Case report: A 23-year-old woman was admitted to emergency department with muscular weakness of the lower extremities. She also presented to weight loss, increased appetite, and heat intolerance for the last 2 months. She denied any previous disease history or medication. In physical examination, her thyroid gland was minimal enlarged diffusely and non tender. In neurologic examination, there was symmetric flaccid paralysis with areflexia and impaired sensation in the lower extremities. Fasciculations, myoclonus and muscular atrophy were not observed. Cranial nerves were intact. ENMG and cranial MR were normal. Lumbar puncture was applied. Cerebrospinal fluids pressure and other related studies were normal. Laboratory studies revealed normal renal and hepatic function. Serum potassium 4.6 mmol/l (3.6–5 mmol/l) was. The thyroid function tests revealed a decreased level of TSH, an elevated level of fT4, and fT3. The thyroglobuline antibody and microsomal antibody test were negative. Thyroid ultrasonography revealed chronic thyroiditis. I-131 uptake was 2% in 4 h (normal: 15–25%), and 1% in 24 h (normal: 25–35%).

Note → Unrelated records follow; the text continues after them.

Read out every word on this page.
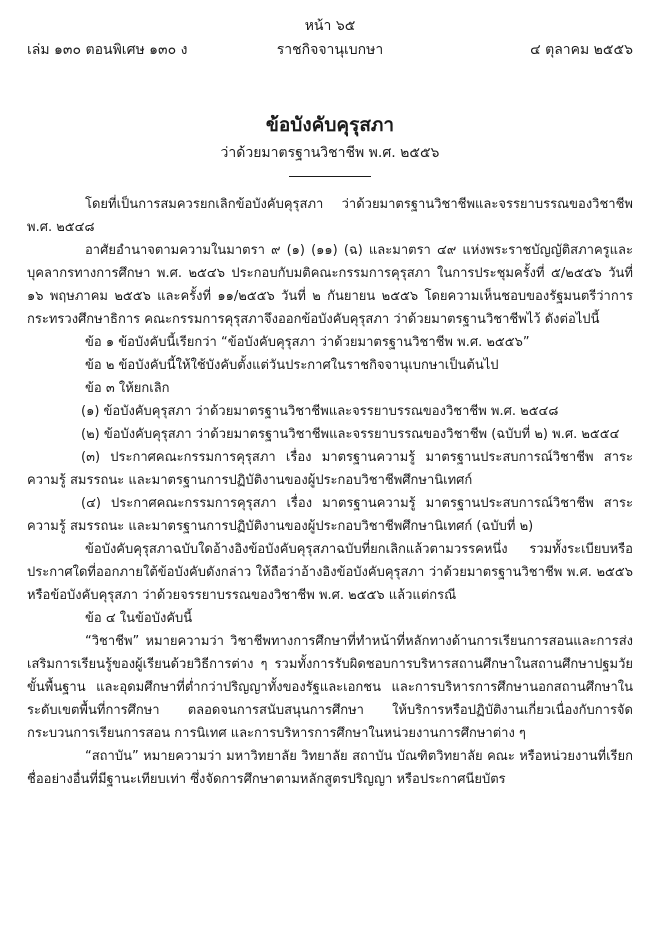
หน้า ๖๕
เล่ม ๑๓๐ ตอนพิเศษ ๑๓๐ ง	ราชกิจจานุเบกษา	๔ ตุลาคม ๒๕๕๖
ข้อบังคับคุรุสภา
ว่าด้วยมาตรฐานวิชาชีพ พ.ศ. ๒๕๕๖

โดยที่เป็นการสมควรยกเลิกข้อบังคับคุรุสภา ว่าด้วยมาตรฐานวิชาชีพและจรรยาบรรณของวิชาชีพ พ.ศ. ๒๕๔๘

อาศัยอำนาจตามความในมาตรา ๙ (๑) (๑๑) (ฉ) และมาตรา ๔๙ แห่งพระราชบัญญัติสภาครูและบุคลากรทางการศึกษา พ.ศ. ๒๕๔๖ ประกอบกับมติคณะกรรมการคุรุสภา ในการประชุมครั้งที่ ๕/๒๕๕๖ วันที่ ๑๖ พฤษภาคม ๒๕๕๖ และครั้งที่ ๑๑/๒๕๕๖ วันที่ ๒ กันยายน ๒๕๕๖ โดยความเห็นชอบของรัฐมนตรีว่าการกระทรวงศึกษาธิการ คณะกรรมการคุรุสภาจึงออกข้อบังคับคุรุสภา ว่าด้วยมาตรฐานวิชาชีพไว้ ดังต่อไปนี้

ข้อ ๑ ข้อบังคับนี้เรียกว่า “ข้อบังคับคุรุสภา ว่าด้วยมาตรฐานวิชาชีพ พ.ศ. ๒๕๕๖”

ข้อ ๒ ข้อบังคับนี้ให้ใช้บังคับตั้งแต่วันประกาศในราชกิจจานุเบกษาเป็นต้นไป

ข้อ ๓ ให้ยกเลิก

(๑) ข้อบังคับคุรุสภา ว่าด้วยมาตรฐานวิชาชีพและจรรยาบรรณของวิชาชีพ พ.ศ. ๒๕๔๘

(๒) ข้อบังคับคุรุสภา ว่าด้วยมาตรฐานวิชาชีพและจรรยาบรรณของวิชาชีพ (ฉบับที่ ๒) พ.ศ. ๒๕๕๔

(๓) ประกาศคณะกรรมการคุรุสภา เรื่อง มาตรฐานความรู้ มาตรฐานประสบการณ์วิชาชีพ สาระความรู้ สมรรถนะ และมาตรฐานการปฏิบัติงานของผู้ประกอบวิชาชีพศึกษานิเทศก์

(๔) ประกาศคณะกรรมการคุรุสภา เรื่อง มาตรฐานความรู้ มาตรฐานประสบการณ์วิชาชีพ สาระความรู้ สมรรถนะ และมาตรฐานการปฏิบัติงานของผู้ประกอบวิชาชีพศึกษานิเทศก์ (ฉบับที่ ๒)

ข้อบังคับคุรุสภาฉบับใดอ้างอิงข้อบังคับคุรุสภาฉบับที่ยกเลิกแล้วตามวรรคหนึ่ง รวมทั้งระเบียบหรือประกาศใดที่ออกภายใต้ข้อบังคับดังกล่าว ให้ถือว่าอ้างอิงข้อบังคับคุรุสภา ว่าด้วยมาตรฐานวิชาชีพ พ.ศ. ๒๕๕๖ หรือข้อบังคับคุรุสภา ว่าด้วยจรรยาบรรณของวิชาชีพ พ.ศ. ๒๕๕๖ แล้วแต่กรณี

ข้อ ๔ ในข้อบังคับนี้

“วิชาชีพ” หมายความว่า วิชาชีพทางการศึกษาที่ทำหน้าที่หลักทางด้านการเรียนการสอนและการส่งเสริมการเรียนรู้ของผู้เรียนด้วยวิธีการต่าง ๆ รวมทั้งการรับผิดชอบการบริหารสถานศึกษาในสถานศึกษาปฐมวัย ขั้นพื้นฐาน และอุดมศึกษาที่ต่ำกว่าปริญญาทั้งของรัฐและเอกชน และการบริหารการศึกษานอกสถานศึกษาในระดับเขตพื้นที่การศึกษา ตลอดจนการสนับสนุนการศึกษา ให้บริการหรือปฏิบัติงานเกี่ยวเนื่องกับการจัดกระบวนการเรียนการสอน การนิเทศ และการบริหารการศึกษาในหน่วยงานการศึกษาต่าง ๆ

“สถาบัน” หมายความว่า มหาวิทยาลัย วิทยาลัย สถาบัน บัณฑิตวิทยาลัย คณะ หรือหน่วยงานที่เรียกชื่ออย่างอื่นที่มีฐานะเทียบเท่า ซึ่งจัดการศึกษาตามหลักสูตรปริญญา หรือประกาศนียบัตร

The diagnosis was non-autoimmune thyroiditis accompanied by TNPP. Propranolol at a dose 20 mg four times per day was given to control of symptoms of hyperthyroidism. The paralysis completely improved without potassium supplementation.

Conclusion: Periodic paralysis can present with initial symptoms of thyrotoxicosis associated with normokalemia. Thyroid function should be evaluated in patients presenting with muscle weakness, normal potassium concentrations and thyrotoxic symptoms to avoid inappropriate management and missing a curable form of paralysis.